Camilla Trudda, a 19-year-old rising sophomore at University of Southern California. Born and raised in Italy, she has gained global experiences having studied and lived in three different continents across Europe, Oceania and North America. She has most recently added Asia as her summer destination in Seoul, South Korea, as an intern at Founders Lair. During her time in college, she did not have much experience with the startup ecosystem. In fact, before moving to Seoul, becoming an ecosystem builder was not even on her checklist. While being young and still exploring her future career paths, being a connector was her first true experience interacting so closely with the startup ecosystem.
“As I am still young, I do not have much work experience, but being a connector made me gain awareness about the startup ecosystem and its innovative nature.”
For Camilla, becoming an ecosystem builder means creating connections with interesting and successful startups from all over the world. She wants to understand more about the startup ecosystem, and is keen to offer various ways for companies to maximize opportunities and help them scale up to the next level. Camilla finds that making new connections not only enriches her personal network, she also never expected the processes of becoming a connector to be so rewarding.
How did you get to a Level 4 in just under a month?
First, I get recognition for my efforts in the platform, and I can see my statistics, connector level, and the status of my current recommendations. That encourages me to deepen my ecosystem more and more, make those statistics better, and even compete against other connectors. In just under a month, I have generated 400 views by sharing projects, connected startups in more than 5 countries, and currently have 25 pending and 3 shortlisted projects. Second, I get the satisfaction from hearing from the startups I have helped and knowing that I have made an impact in their business and given them the possibility to gain new and exciting opportunities. So many startups have told me they were thankful I connected them to that opportunity, and that they found value in what Founders Lair and its connectors were doing.
What is your tool of communication with these startups?
In terms of how I do it, I usually reach out to startups individually based on the project’s sector focus. For instance, I have gained more than 500 new LinkedIn connections by sharing the projects to startups that qualify for the project requirements. However, the more I create my network over time, the more I reach out personally to startups I have talked to in the past, and share new and exciting projects in addition to the ones I had forwarded previously.
As a college student with limited work experience, what are some of the bottlenecks you’ve encountered?

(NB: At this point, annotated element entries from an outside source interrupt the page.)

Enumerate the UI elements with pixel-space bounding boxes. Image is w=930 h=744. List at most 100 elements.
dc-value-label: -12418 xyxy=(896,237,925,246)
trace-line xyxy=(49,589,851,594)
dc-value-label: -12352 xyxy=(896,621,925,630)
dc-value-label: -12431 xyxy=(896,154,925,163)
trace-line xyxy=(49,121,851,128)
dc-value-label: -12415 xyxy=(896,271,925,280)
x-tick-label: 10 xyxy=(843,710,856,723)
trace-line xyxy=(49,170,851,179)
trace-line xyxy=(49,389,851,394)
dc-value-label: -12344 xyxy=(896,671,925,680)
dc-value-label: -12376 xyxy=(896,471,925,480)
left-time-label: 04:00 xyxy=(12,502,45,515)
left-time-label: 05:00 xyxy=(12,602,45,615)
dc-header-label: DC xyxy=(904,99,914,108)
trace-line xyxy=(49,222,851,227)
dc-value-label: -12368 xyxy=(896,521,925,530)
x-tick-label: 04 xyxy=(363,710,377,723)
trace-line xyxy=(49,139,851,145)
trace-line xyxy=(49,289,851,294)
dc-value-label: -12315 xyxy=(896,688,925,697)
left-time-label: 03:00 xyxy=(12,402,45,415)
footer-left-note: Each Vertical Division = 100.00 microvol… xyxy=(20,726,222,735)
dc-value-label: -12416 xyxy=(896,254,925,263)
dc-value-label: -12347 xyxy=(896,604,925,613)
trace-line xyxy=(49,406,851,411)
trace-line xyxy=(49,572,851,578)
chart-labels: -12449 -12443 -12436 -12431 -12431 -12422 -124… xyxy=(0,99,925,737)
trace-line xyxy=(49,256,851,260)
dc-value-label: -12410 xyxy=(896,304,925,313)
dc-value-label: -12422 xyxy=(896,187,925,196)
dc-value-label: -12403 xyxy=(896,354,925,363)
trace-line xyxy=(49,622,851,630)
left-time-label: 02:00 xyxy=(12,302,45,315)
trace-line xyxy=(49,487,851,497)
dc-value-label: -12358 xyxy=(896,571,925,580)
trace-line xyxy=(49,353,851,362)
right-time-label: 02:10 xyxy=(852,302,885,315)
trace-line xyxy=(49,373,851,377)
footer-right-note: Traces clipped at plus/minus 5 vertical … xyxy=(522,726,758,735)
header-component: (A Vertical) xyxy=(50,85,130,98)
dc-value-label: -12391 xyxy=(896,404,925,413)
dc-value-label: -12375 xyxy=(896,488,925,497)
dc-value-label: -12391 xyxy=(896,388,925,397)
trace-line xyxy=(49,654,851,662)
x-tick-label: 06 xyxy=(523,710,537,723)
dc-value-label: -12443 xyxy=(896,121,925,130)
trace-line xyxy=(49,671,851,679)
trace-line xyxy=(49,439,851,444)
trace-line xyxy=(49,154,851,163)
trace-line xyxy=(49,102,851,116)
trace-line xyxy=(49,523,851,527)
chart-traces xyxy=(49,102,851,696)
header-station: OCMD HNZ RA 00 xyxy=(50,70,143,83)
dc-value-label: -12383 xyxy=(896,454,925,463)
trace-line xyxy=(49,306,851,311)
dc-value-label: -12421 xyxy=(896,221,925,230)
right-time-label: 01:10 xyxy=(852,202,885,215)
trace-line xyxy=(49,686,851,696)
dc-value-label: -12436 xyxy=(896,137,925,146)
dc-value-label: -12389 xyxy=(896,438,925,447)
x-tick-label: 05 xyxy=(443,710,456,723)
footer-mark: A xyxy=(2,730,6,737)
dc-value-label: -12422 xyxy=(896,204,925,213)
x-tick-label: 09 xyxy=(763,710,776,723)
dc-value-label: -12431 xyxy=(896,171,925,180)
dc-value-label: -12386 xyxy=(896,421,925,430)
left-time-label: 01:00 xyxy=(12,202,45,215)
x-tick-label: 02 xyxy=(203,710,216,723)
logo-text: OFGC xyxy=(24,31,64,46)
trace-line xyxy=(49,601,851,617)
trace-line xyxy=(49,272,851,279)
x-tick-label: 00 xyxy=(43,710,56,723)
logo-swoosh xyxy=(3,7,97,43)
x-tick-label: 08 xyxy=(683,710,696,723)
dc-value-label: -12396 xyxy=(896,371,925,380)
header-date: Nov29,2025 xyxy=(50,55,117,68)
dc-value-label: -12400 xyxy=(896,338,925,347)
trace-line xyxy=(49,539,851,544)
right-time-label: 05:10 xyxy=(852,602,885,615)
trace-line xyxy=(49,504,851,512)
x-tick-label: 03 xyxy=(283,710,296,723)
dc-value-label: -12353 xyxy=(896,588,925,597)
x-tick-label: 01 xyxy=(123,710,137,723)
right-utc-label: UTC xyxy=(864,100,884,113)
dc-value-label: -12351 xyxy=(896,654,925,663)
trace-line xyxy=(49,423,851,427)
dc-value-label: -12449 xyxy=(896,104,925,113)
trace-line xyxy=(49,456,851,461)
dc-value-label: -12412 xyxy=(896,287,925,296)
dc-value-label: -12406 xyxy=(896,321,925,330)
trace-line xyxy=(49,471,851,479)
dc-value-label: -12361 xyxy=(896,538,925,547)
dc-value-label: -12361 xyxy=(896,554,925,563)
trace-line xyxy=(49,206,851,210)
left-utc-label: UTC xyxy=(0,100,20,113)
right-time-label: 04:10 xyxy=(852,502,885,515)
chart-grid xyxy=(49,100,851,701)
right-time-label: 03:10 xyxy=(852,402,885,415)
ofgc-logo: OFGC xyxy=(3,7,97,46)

One of the conflicts I have encountered as a connector was that I did not have a vast enough network to recommend the projects to startups. I came from a college background, with barely any work experience, and therefore not knowing enough people in the startup ecosystem to act as a valuable connector. Another challenge still associates to being young, was the lack of credibility as a connector, especially at the beginning when I do cold outreach to founders. I believed I sounded unprofessional, and it was evident I did not know much about the environment I was trying to insert myself in.
How did you overcome these bottlenecks?
I overcame the first conflict by simply reaching out to new people and putting myself out there. I do research on the founder’s and startup background before reaching out, making sure they were the right fit for the project. Then, I would explain what the project was about, and why I thought they would be a good fit for it. If they decided to apply, I encouraged them to ask me questions and to keep in touch with me. Many still reach out back to me to this day asking for more opportunities and I feel like I have really found a valuable network in the industries I am interested in through Founders Lair.
For my second challenge, I realized that I could always ask for help and guidance to the rest of Founders Lair’s team and other connectors. Every single member of the Founders Lair community is really caring and supportive, knowing I was part of a community made me much more confident in my own abilities, and over time I found it easier to reach out to people by myself and explain what I was sharing and why was I sharing it.
After all, practice helped me get clarity about the startup ecosystem, and realize that at the end of the day I am being a connector to help startups, and not the other way around. When I started acting on this attitude, I actually found that startup owners would not look down on me because of my age or experience but would rather be grateful for the opportunities I provided them with and would be impressed by my commitment to be part of the ecosystem.